Category Archives: Software

Over 1 Million Tweets Delivered by Tweetfave

My Tweetfave side project has just passed a major milestone – over 1 million Tweets delivered!

McDonalds Sign

Tweetfave is a simple service which sends emails with all tweets you’ve marked as favorites (or in today’s terminology “liked”). I launched this publicly over 6 years ago in May 2013 and it’s been running along quietly since then.

The chart below shows the cumulative total number of tweets delivered through the service. At the end of August 2019 we just passed the 1 million mark (on pace for about 1.1 million by the end of the year):

Tweetfave growth chart showing 1 million tweets after 6 years

It’s kind of impressive the amount of usage given the small number of users. Overall Tweetfave has had almost 300 people sign up and try it; currently 110 users are still active. The numbers are definitely skewed towards a few power users: the top 20 users account for almost 80% of the total usage. In fact, despite being “customer #1”, I’m only the 18th most active user on the system :)

So, what are some lessons learned along the way?

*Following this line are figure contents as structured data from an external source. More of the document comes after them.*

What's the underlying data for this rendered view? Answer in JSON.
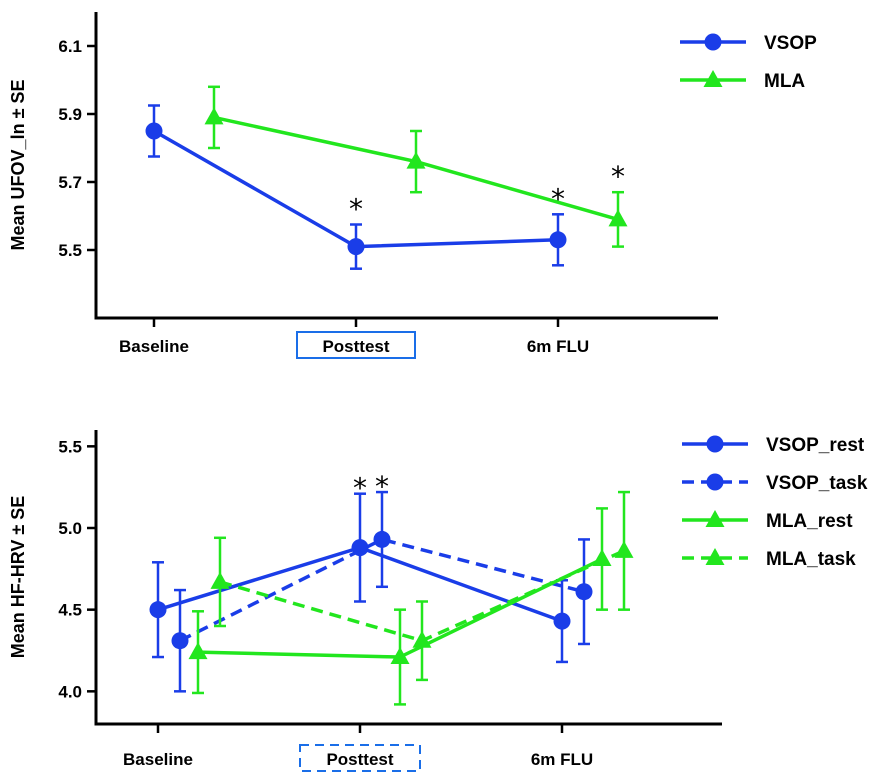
{
  "chart_data": [
    {
      "type": "line",
      "title": "",
      "xlabel": "",
      "ylabel": "Mean UFOV_ln ± SE",
      "categories": [
        "Baseline",
        "Posttest",
        "6m FLU"
      ],
      "highlighted_category": "Posttest",
      "highlight_style": "solid",
      "ylim": [
        5.3,
        6.2
      ],
      "yticks": [
        "6.1",
        "5.9",
        "5.7",
        "5.5"
      ],
      "legend_position": "top-right",
      "series": [
        {
          "name": "VSOP",
          "color": "#1a3de8",
          "marker": "circle",
          "dash": "solid",
          "values": [
            5.85,
            5.51,
            5.53
          ],
          "se": [
            0.075,
            0.065,
            0.075
          ],
          "significance": [
            "",
            "*",
            "*"
          ]
        },
        {
          "name": "MLA",
          "color": "#22e61e",
          "marker": "triangle",
          "dash": "solid",
          "values": [
            5.89,
            5.76,
            5.59
          ],
          "se": [
            0.09,
            0.09,
            0.08
          ],
          "significance": [
            "",
            "",
            "*"
          ]
        }
      ]
    },
    {
      "type": "line",
      "title": "",
      "xlabel": "",
      "ylabel": "Mean HF-HRV ± SE",
      "categories": [
        "Baseline",
        "Posttest",
        "6m FLU"
      ],
      "highlighted_category": "Posttest",
      "highlight_style": "dashed",
      "ylim": [
        3.8,
        5.6
      ],
      "yticks": [
        "5.5",
        "5.0",
        "4.5",
        "4.0"
      ],
      "legend_position": "top-right",
      "series": [
        {
          "name": "VSOP_rest",
          "color": "#1a3de8",
          "marker": "circle",
          "dash": "solid",
          "values": [
            4.5,
            4.88,
            4.43
          ],
          "se": [
            0.29,
            0.33,
            0.25
          ],
          "significance": [
            "",
            "*",
            ""
          ]
        },
        {
          "name": "VSOP_task",
          "color": "#1a3de8",
          "marker": "circle",
          "dash": "dashed",
          "values": [
            4.31,
            4.93,
            4.61
          ],
          "se": [
            0.31,
            0.29,
            0.32
          ],
          "significance": [
            "",
            "*",
            ""
          ]
        },
        {
          "name": "MLA_rest",
          "color": "#22e61e",
          "marker": "triangle",
          "dash": "solid",
          "values": [
            4.24,
            4.21,
            4.81
          ],
          "se": [
            0.25,
            0.29,
            0.31
          ],
          "significance": [
            "",
            "",
            ""
          ]
        },
        {
          "name": "MLA_task",
          "color": "#22e61e",
          "marker": "triangle",
          "dash": "dashed",
          "values": [
            4.67,
            4.31,
            4.86
          ],
          "se": [
            0.27,
            0.24,
            0.36
          ],
          "significance": [
            "",
            "",
            ""
          ]
        }
      ]
    }
  ]
}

Building it was straightforward with PHP and libraries for everything. It wasn’t necessarily easy (in particular learning the Twitter API), but all the building blocks came together pretty smoothly. Everything I needed had PHP libraries, including the Twitter API, Mustache templates, composing/sending email, and the MySQL database. I wrote up more about all the software and services used back in 2013.

Left alone, it just kept working. For the most part the service just kept running along. There were a few outages along the way from Twitter and AWS S3. There were also a few updates needed to keep up with Twitter API changes, for example when support for longer tweets rolled out in 2016. One problem is there is no monitoring to speak of, but since I still use the system a lot I’ll eventually notice when things are broken.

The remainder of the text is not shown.